Witze über Verspätungen der Bahn will ich nicht mehr lesen

Nach der Erfindung des Wortes „Flugscham“ fliegen die Menschen einfach heimlich weiter. Derweil macht sich der „Zugstolz“ breit. Für unseren Kolumnisten Christoph Schröder ein schönes Wort, das jedoch ein utopischer Begriff bleibt.
Kurz vor dem Sommer des Jahres 2019, als die Welt Corona nur als Bier kannte, erschien in der Zeit ein Artikel mit dem Titel „Der dumme Weltbürger“. Er erzählte von Menschen, denen das Problem des Klimawandels und dessen Gefahren durchaus bewusst sind, die aber nun, nach der Erfindung des Wortes „Flugscham“, einfach heimlich fliegen.

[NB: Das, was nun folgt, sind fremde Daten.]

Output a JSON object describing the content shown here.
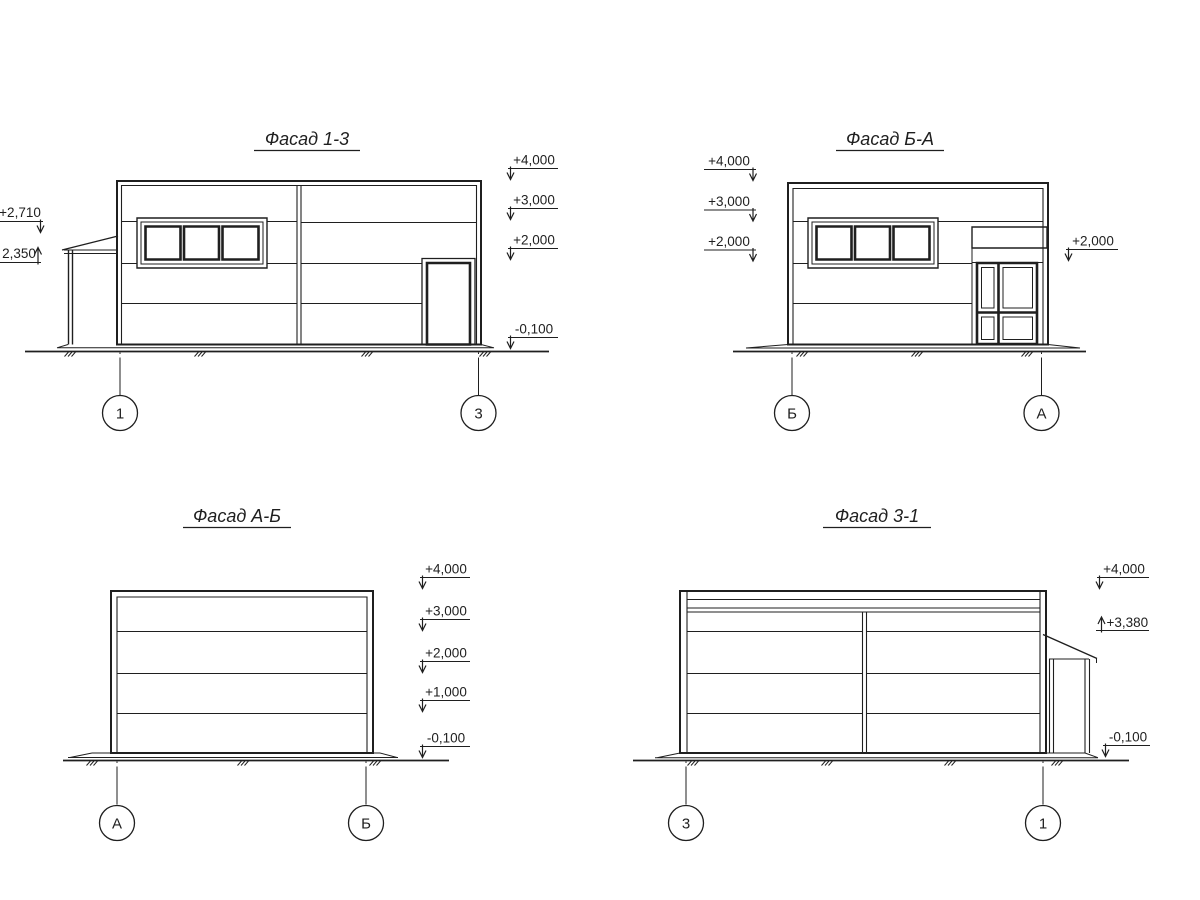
{
  "colors": {
    "ink": "#1f1f1f",
    "paper": "#ffffff"
  },
  "facades": [
    {
      "title": "Фасад 1-3",
      "axes": {
        "left": "1",
        "right": "3"
      },
      "elevations": {
        "left": [
          "+2,710",
          "2,350"
        ],
        "right": [
          "+4,000",
          "+3,000",
          "+2,000",
          "-0,100"
        ]
      }
    },
    {
      "title": "Фасад Б-А",
      "axes": {
        "left": "Б",
        "right": "А"
      },
      "elevations": {
        "left": [
          "+4,000",
          "+3,000",
          "+2,000"
        ],
        "right": [
          "+2,000"
        ]
      }
    },
    {
      "title": "Фасад А-Б",
      "axes": {
        "left": "А",
        "right": "Б"
      },
      "elevations": {
        "right": [
          "+4,000",
          "+3,000",
          "+2,000",
          "+1,000",
          "-0,100"
        ]
      }
    },
    {
      "title": "Фасад 3-1",
      "axes": {
        "left": "3",
        "right": "1"
      },
      "elevations": {
        "right": [
          "+4,000",
          "+3,380",
          "-0,100"
        ]
      }
    }
  ]
}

Als Alternative zu Flugscham, gibt es nun auch „Zugstolz“

Was man nicht ausspricht, ist auch nicht geschehen. Als Alternative zur Flugscham empfahl der Autor die Einführung des Wortes „Zugstolz“. Das leuchtet mir absolut ein, aber wenden wir unseren Blick doch dann einmal der Bahn zu: Die sozialen Medien gehen mir oft auf den Senkel, aber für den Umgang mit der Bahn gilt das ganz besonders. Ich möchte bitte nirgendwo mehr Witze oder Beschwerden über Verspätungen lesen, egal von wem. Auch nicht vom von mir sehr geschätzten amerikanischen Starautor T. C. Boyle, der unlängst in Deutschland auf Lesereise mit der Bahn unterwegs war und sich auf Twitter über Verspätungen, Baustellen und geschlossene Zugrestaurants lustig machte.

„Zugstolz“ ist ein schönes Wort, das aber in absehbarer Zeit ein utopischer Begriff bleiben wird, weil die Bahn die die Einführung des revolutionären Deutschlandtaktes jüngst mal eben von 2030 auf 2070 geschoben hat. Jetzt ist Urlaubszeit. Was bleibt also? Um es deutlich zu sagen: Ich verachte mittlerweile Leute, die im Internet auf die dümmste Weise den menschengemachten Klimawandel bestreiten.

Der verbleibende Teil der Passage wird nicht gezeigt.